A life cycle approach to indoor air quality in designing sustainable buildings: Human health impacts of three inner and outer insulations

This paper aims to develop a Life Cycle Assessment-based methodology to assess and compare the potential burden shifting between indoor air quality and energy consumption, as well as between the building construction and use stages, focusing on three insulation materials. We model the complete cause-to-effect chain to determine the mass of substances initially encapsulated inside the construction materials emitted into the indoor and outdoor compartment and further human intake, as well as the energy consumption needed for use stage heating.We found that human health damage due to indoor exposure is dominant over outdoor exposure for all insulation materials, except extruded polystyrene due to the off-gassing of tetrafluoroethane which has a high global warming potential. From a material life cycle perspective, the damage related to indoor emissions during the use stage is substantial for polyurethane foam, due to formaldehyde for both inner and outer insulations and also to Tris (1-chloro-2-propyl) phosphate for outer insulation, while restricted for polystyrene. Total damages on human health depend on building materials production, their emissions during use stage, and impacts related to energy load.

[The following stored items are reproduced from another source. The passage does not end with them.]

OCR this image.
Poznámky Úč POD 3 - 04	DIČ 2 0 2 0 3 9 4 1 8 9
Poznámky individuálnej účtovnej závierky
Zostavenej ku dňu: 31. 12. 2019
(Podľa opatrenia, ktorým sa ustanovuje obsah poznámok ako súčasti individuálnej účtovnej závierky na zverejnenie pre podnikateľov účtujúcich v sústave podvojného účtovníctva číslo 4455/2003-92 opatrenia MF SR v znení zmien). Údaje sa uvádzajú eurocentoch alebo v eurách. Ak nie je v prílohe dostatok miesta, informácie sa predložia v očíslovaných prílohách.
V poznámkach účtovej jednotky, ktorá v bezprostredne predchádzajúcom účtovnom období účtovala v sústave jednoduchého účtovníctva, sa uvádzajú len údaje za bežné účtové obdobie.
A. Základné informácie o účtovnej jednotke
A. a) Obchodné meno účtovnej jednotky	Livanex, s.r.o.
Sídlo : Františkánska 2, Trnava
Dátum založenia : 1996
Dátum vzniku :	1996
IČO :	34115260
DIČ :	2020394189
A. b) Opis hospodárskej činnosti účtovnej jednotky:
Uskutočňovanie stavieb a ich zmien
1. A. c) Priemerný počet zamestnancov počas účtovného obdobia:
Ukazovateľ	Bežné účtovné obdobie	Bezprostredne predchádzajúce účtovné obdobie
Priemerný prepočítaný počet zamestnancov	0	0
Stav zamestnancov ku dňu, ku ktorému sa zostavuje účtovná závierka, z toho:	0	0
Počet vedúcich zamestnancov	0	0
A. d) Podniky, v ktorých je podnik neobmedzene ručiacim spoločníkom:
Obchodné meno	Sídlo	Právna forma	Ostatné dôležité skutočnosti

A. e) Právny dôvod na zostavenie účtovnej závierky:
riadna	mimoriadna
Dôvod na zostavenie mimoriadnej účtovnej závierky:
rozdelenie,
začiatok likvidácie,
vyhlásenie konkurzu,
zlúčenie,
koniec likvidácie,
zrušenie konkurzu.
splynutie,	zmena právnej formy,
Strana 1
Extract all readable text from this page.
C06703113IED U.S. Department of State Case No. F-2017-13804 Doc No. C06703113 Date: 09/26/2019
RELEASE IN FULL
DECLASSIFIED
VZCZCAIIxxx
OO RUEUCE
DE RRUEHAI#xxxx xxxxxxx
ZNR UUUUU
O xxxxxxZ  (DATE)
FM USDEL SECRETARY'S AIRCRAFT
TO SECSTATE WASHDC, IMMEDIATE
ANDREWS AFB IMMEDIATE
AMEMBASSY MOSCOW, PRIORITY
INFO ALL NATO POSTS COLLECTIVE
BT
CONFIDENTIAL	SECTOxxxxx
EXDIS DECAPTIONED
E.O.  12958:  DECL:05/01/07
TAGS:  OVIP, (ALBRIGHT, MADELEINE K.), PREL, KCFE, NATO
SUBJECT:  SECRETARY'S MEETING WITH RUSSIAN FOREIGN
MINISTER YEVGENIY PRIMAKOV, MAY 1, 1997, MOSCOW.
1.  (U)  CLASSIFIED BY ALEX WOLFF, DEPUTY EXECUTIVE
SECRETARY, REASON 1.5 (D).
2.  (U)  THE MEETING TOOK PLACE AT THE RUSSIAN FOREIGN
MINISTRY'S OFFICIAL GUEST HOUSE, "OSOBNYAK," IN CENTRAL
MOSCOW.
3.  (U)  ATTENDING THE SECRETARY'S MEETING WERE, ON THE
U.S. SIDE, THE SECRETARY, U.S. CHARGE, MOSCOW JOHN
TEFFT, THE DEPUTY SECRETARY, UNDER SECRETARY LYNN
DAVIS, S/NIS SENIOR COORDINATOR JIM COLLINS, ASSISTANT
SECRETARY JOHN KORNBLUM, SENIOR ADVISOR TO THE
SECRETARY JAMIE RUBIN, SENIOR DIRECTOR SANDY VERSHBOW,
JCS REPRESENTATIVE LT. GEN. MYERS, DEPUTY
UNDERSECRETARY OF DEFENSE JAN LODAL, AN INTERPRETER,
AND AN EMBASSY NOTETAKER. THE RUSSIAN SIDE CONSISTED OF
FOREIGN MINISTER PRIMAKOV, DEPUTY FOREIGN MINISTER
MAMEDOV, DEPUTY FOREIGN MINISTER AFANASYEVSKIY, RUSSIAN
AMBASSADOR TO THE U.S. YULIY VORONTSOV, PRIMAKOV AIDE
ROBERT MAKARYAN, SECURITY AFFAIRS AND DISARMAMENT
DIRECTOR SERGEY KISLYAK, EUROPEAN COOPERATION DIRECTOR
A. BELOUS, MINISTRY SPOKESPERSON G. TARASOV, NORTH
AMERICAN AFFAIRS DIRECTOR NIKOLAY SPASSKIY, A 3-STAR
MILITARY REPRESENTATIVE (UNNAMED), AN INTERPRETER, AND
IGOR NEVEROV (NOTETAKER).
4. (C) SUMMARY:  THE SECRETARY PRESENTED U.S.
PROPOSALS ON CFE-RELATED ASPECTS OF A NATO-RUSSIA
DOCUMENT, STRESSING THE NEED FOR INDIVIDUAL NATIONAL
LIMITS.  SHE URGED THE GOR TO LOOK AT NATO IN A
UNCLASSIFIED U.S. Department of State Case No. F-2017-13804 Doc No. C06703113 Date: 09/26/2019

They are minimized with a 20-25 cm outer insulation combined with a heat exchanger to ensure sufficient air quality while maximizing solar gain and minimizing air renewal-related heat losses.This methodology is valuable in addressing the trade-off between energy and exposure to materials-related emissions during building use stage, as a function of insulation thickness and air renewal rate, and paves the way to optimize the design of more sustainable buildings.